What I found was a completely unexpected account of a dreadful childhood, a harrowing youth and a constant, never-ending struggle to keep faith with the uncompromising moral compass that was born as a reaction to those early horrors. I am not going to dwell on those details from JMS’ past, suffice it to say that his childhood and youth can be labeled as a nightmare whose main players were an abusive, alcoholic and control-freak father, a psychically troubled mother incapable of defending herself or her children, and a grandmother about whom the less said, the better. Add to that a constant status of extreme poverty and endless moves across the country that prevented JMS from forming any lasting friendships, and you have the “perfect” recipe for disaster: he himself, at some point, writes that “If there is anything remarkable about my life, it is that I did not come out the other side a serial killer”.
What prevented him from turning to a life of crime or from becoming, in turn, an abuser or worse? Comic books – and more precisely the character of Superman, who gave the young JMS a role model to draw inspiration and guidance from, and a set of stories whose heroes made choices based on a set of moral guidelines that were sorely lacking from his home life. There is a passage in the book in which the author describes the moment in which he realized he had a choice in front of him, that of following in his father’s footsteps or to negate this “heritage” and walk in the opposite direction: in that passage he tells how he drew a list of his father’s most frequent behaviors, and a list of all their antitheses that would guide his life from then on, and to which he would adhere without fail. And now that I’ve read this book, and this particular section, one of my favorite quotes from Babylon 5 comes to mind, and takes a deeper shade of meaning:
There is always choice. We say that there is no choice only to comfort ourselves with a decision we have already made.

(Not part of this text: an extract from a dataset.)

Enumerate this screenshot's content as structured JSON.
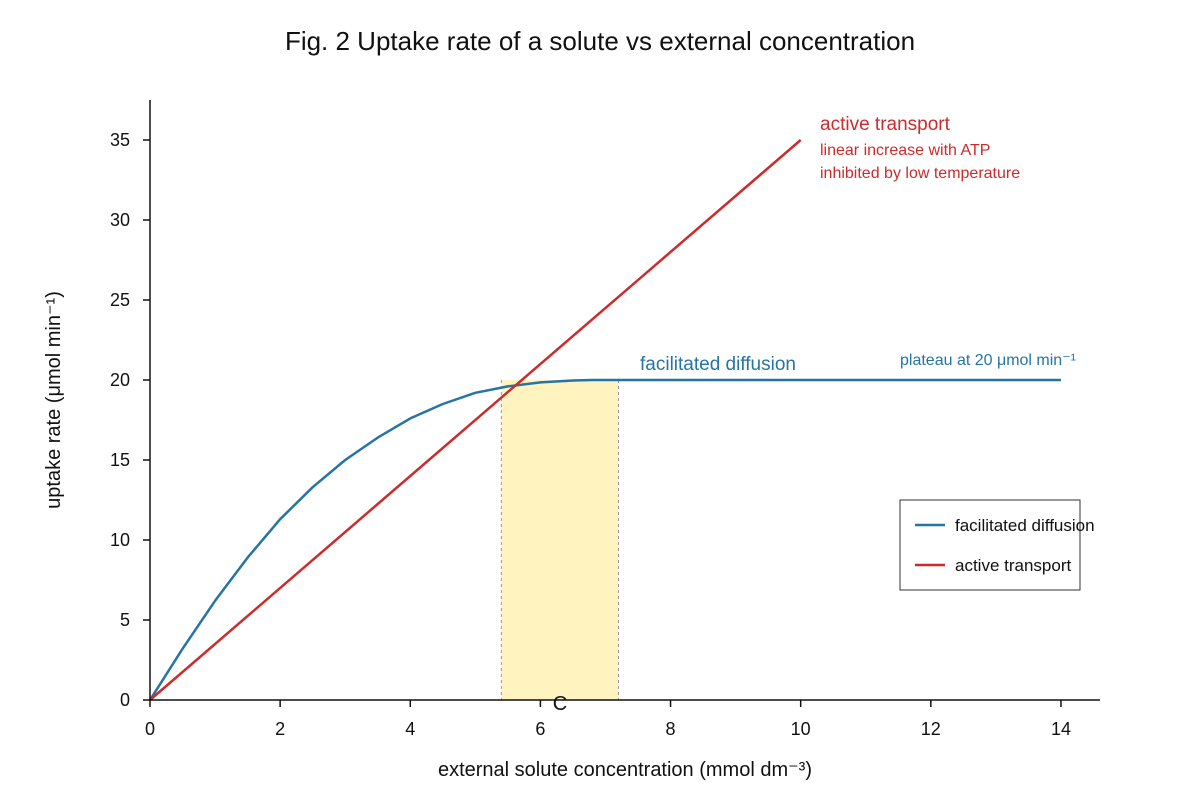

Harsh as childhood and youth were for JMS, his adult life turned out to be one of struggle still, not only with financial issues but with his career as a writer: having discovered the power of narrative, he chose to become a crafter of stories in many different mediums, from animation to comic books to television and movies, but always keeping his unwillingness to compromise front and center, which did not help in dealing with censors or studio executives or all those “powers that be” convinced they knew better than anyone what the public wanted – or deserved. What others might have labeled as a difficult personality, is instead a steadfast faithfulness to one’s own principles, even at the cost of losing everything: we can find this kind of attitude in many of his characters, which are heroes not because they perform great deeds, but because they are average people who find the courage to do the right thing in the most challenging circumstances, without ever giving up on the basic principles of decency and humanity. It’s indeed not surprising that in the course of Babylon 5’s arc the final lines of Tennyson’s Ulysses are often quoted as a message in that direction:
[…] to strive, to seek, to find, and not to yield.
Given what I’ve learned from this autobiography, what so far was mere admiration for JMS’s writing skills in the creation of memorable characters delivering even more memorable lines (many of which I know by heart), turned into admiration for the person behind those stories, for the individual who had the moral fortitude to escape from the injuries of a terrible past and turn into a powerful, talented and inspirational storyteller. Becoming Superman is a hard book to read at times, and yet it’s also a compelling one because of the underlying hope it manages to convey even in the bleakest moments, just as one of his characters says:
[…] hope that there can always be new beginnings – even for people like us.
I can only highly recommend this book: if you are aware of JMS’ work, it will open a new, enlightening window into his creative process; and if you are not, maybe it will drive you on a journey of discovery. In the end, you will find out that it was quite worth it.